The Department of Defence via the Australian Army and the Defence Innovation Hub (DIH) seeks innovation submissions that will assist counter robotic and autonomous systems (C-RAS) capabilities for the Land Force. Just as Army is growing its own inventory of RAS capabilities, in parallel, it has a need to counter RAS threats as highlighted through recent conflict.
Army requires a layered system of systems that can detect, identify, target, and counter individual, multiple, and swarms of RAS threats, simultaneously, across the air, ground, and littoral environments.
This Approach to Market (ATM) provides notice of the multi-stage criteria.
– Stage 1 Call for Submission (CFS) criteria: Suitability, Feasibility, Timeliness, Innovation.
– Stage 2 Request for Proposal (RFP) criteria: Suitability, Feasibility, Timeliness, Innovation, Contribution to Australia’s Defence Industry Capability, Cost, Organisational Capability, and Capacity.
This procurement focuses on addressing Army’s C-RAS needs and seeks a minimum of Technology Readiness Level (TRL) 3 systems. Defence is seeking submissions that will include a technology demonstration of at least TRL 5 for Australian Army user evaluation within 12-18 months of contract commencement.
For context, industry could consider Army’s RAS Strategy that outlines the need to use un-crewed and autonomous platforms for mission scenarios, and then figure out how best to counter it. Defence encourages participants to maximise the use of passive means to detect and identify.

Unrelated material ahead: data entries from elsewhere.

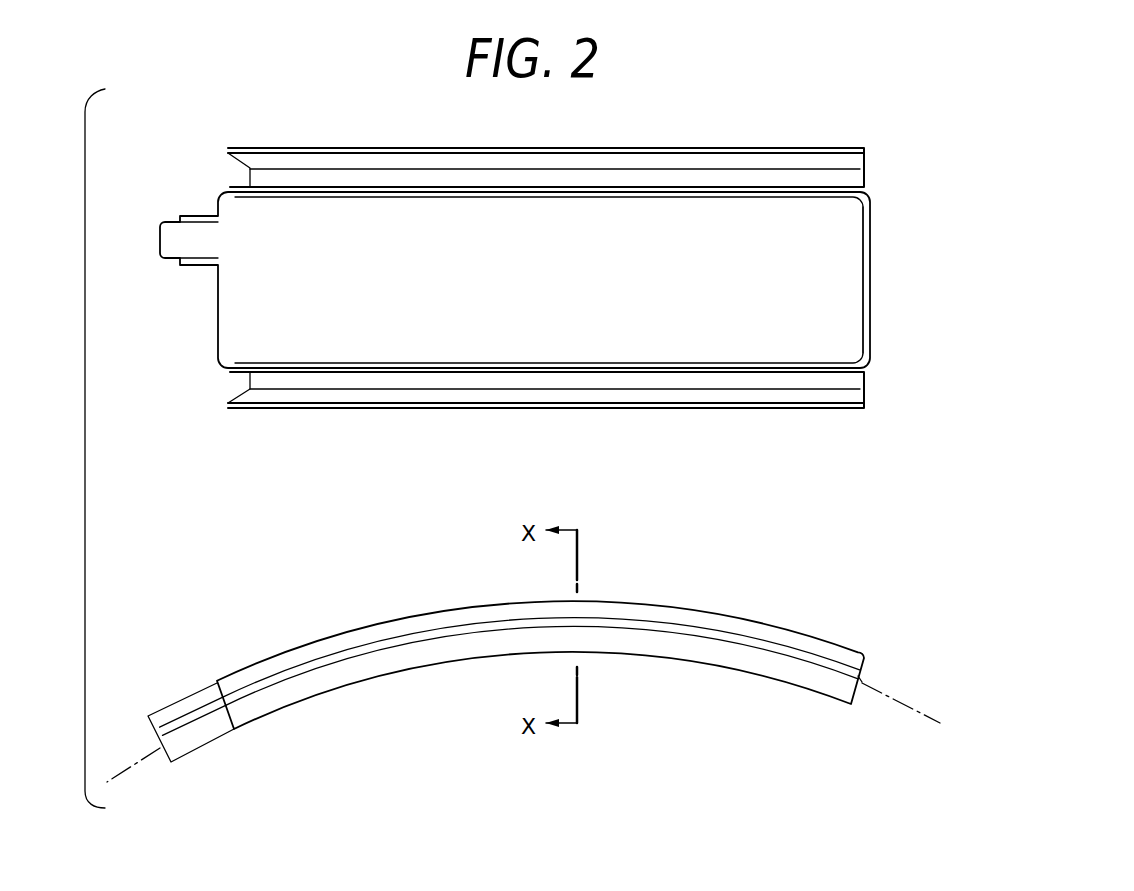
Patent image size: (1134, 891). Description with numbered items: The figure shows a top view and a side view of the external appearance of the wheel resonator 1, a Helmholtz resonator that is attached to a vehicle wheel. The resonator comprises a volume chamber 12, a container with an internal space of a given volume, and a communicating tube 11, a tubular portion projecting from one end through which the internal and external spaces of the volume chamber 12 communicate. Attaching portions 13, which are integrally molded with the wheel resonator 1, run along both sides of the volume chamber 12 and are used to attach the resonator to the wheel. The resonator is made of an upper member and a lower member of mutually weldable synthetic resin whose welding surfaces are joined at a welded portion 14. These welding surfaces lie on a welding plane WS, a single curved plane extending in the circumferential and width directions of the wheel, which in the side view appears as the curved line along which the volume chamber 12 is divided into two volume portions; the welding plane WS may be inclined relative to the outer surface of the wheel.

The wheel resonator 1 is at (588, 806).
The communicating tube 11 is at (193, 245).
The volume chamber 12 is at (804, 254).
The attaching portions 13 is at (683, 146).
The welded portion 14 is at (873, 340).
The welding plane WS is at (918, 705).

RAS covers a wide range of interconnected technologies, including uncrewed systems, AI, self-learning machines, and systems more able to make sense of their environment. The RAS Strategy should ensure Army can generate and maintain a combat advantage. The first iteration of the Strategy in 2018 led to rapid acceleration in knowledge and demand for RAS across Army.
The increased use of RAS capabilities will continue to evolve the way Army trains and fights – enabling increased tempo, decision-making, and reducing risk. In turn, this will afford commanders new opportunities in achieving competitive advantage in some of the most dangerous tasks in the future operating environment. RAS technologies also provide significant opportunities to improve the way in which we learn, adapt and train. Optimising the use of RAS capabilities enables Defence to determine the best ways to team with machines and systems.
The timeframe for delivery is within 12-18 months of contract commencement. Exemplary documents and tips for submissions are on the DIH Website: https://innovationhub.defence.gov.au/call-for-submissions/.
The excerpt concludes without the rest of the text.